Le contexte stratégique influençant KAAN
Le programme KAAN a été lancé en 2010 par la SSB pour concevoir un chasseur de 5ᵉ génération remplaçant la flotte de F‑16 vieillissante. L’exclusion de Türkiye du programme F‑35 en 2019, à cause de l’achat du système S‑400 russe, a généré une perte estimée à 20 milliards €, mais a également libéré des ressources et motivations pour renforcer une filière souveraine. Replacer le chasseur dans le cercle restreint des pays disposant d’une aviation furtive (États‑Unis, Chine, Russie) est un levier stratégique : le KAAN ambitionne d’atteindre des capacités comparables au F‑22, F‑35, J‑20 ou Su‑57.
L’effort est aligné sur une doctrine géopolitique volontariste : asseoir l’influence régionale (Moyen‑Orient, Asie centrale, Afrique), réduire la dépendance occidentale, et soutenir les relations au sein de l’OTAN. Le successeur du F‑35 — technologiquement et politiquement — est essentiel pour consolider cette posture. Cet agenda est cohérent avec l’objectif d’une autonomie stratégique, tant militaire qu’industrielle. L’approche s’accompagne d’investissements massifs dans les partenaires industriels locaux (TAI, TEI, Aselsan, Roketsan), dépassant 10 000 ingénieurs, un budget projeté entre 15 et 20 milliards € d’ici 2035. Ces éléments soulignent le cadre structurant du programme — à la croisée des ambitions technologiques, politiques et économiques.
Détail du 6ᵉ prototype KAAN et des phases de test prévues
La commande du sixième prototype KAAN en juillet 2025 marque une étape structurante dans la montée en puissance du programme. Ce prototype est destiné à accélérer les essais parallèles, en évitant les goulets d’étranglement liés à la disponibilité limitée des plateformes précédentes. Il s’inscrit dans une logique de découplage fonctionnel : chaque appareil est affecté à une campagne spécifique — validation avionique, manœuvres à haute vitesse, essais de structure, tests environnementaux, certification des systèmes embarqués.
Le 6ᵉ prototype est notamment mobilisé pour les essais en soufflerie, cruciaux pour valider le comportement aérodynamique à différentes vitesses et angles d’attaque. Les tunnels transsoniques de TUSAŞ permettent de simuler des vitesses proches de Mach 2 dans des conditions contrôlées. Le fuselage du KAAN est étudié à partir de maquettes à l’échelle 1:7, puis 1:3, avec mesures de portance, traînée, et comportement vibratoire.
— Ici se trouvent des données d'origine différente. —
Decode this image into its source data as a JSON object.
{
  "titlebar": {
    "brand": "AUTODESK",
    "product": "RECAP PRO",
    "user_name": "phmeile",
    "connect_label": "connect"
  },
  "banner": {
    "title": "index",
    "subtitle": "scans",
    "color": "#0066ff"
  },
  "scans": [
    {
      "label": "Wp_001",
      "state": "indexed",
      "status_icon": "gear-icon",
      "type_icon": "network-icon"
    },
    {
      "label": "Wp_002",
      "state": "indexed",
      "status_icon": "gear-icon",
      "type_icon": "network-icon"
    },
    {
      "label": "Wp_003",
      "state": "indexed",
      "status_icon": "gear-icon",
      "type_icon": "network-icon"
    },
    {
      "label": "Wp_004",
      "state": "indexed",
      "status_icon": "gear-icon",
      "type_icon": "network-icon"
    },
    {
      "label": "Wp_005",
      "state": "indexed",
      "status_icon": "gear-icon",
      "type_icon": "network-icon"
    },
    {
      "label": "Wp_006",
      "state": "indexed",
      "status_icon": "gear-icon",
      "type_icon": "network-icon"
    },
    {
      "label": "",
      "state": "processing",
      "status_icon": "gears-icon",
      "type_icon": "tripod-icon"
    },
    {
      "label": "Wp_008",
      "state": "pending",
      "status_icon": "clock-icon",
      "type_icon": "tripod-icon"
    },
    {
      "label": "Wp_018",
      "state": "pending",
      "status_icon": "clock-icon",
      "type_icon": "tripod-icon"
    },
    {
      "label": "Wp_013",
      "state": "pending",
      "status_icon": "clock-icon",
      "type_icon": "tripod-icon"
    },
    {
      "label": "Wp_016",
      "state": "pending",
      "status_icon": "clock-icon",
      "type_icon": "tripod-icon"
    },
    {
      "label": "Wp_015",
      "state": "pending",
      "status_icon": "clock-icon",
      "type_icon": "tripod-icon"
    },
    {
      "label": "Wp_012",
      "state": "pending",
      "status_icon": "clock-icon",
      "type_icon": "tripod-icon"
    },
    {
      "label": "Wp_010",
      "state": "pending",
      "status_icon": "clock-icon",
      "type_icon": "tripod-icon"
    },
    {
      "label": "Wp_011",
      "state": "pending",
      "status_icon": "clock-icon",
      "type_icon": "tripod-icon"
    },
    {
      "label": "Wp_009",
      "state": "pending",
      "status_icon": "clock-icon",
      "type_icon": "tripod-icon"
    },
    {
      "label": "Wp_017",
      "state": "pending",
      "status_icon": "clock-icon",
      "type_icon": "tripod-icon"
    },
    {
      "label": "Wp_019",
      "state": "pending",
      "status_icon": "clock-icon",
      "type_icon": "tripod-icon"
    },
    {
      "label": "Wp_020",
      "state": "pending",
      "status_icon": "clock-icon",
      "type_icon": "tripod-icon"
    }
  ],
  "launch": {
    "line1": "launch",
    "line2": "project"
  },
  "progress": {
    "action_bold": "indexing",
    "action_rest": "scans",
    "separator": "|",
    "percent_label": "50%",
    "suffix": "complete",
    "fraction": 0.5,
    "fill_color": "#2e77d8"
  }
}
Parallèlement, des tests de résistance aux contraintes environnementales sont menés dans des enceintes climatiques simulant des températures extrêmes, de −55 °C à +60 °C, avec cycles d’humidité et exposition à la poussière. Ces simulations anticipent des déploiements opérationnels dans des environnements désertiques, continentaux ou polaires.
Le programme inclut également des essais de roulage haute vitesse (High-Speed Taxi Test), qui permettent de valider la stabilité directionnelle de l’avion sur piste, la performance des freins carbone-céramique, et la résistance du train d’atterrissage. Ces roulages s’effectuent jusqu’à 250 km/h sans décollage, avec une attention portée sur les réponses avioniques en dynamique réelle.
Enfin, la validation des systèmes avioniques embarqués (navigation inertielle, radar AESA, liaisons de données, contre-mesures électroniques) mobilise un banc de test intégré simulant les interférences multi-sources, les pannes internes et les agressions électromagnétiques. Ces essais constituent une phase critique, en particulier pour la validation du système de gestion de mission (Mission Computer).
L’ajout de ce prototype dans la chaîne de développement permet de maintenir le programme sur un calendrier compressé tout en respectant les standards OTAN de certification. Il contribue à stabiliser les marges de manœuvre pour les futures phases de vol supersonique, d’armement réel et de tests avec pilotes opérationnels.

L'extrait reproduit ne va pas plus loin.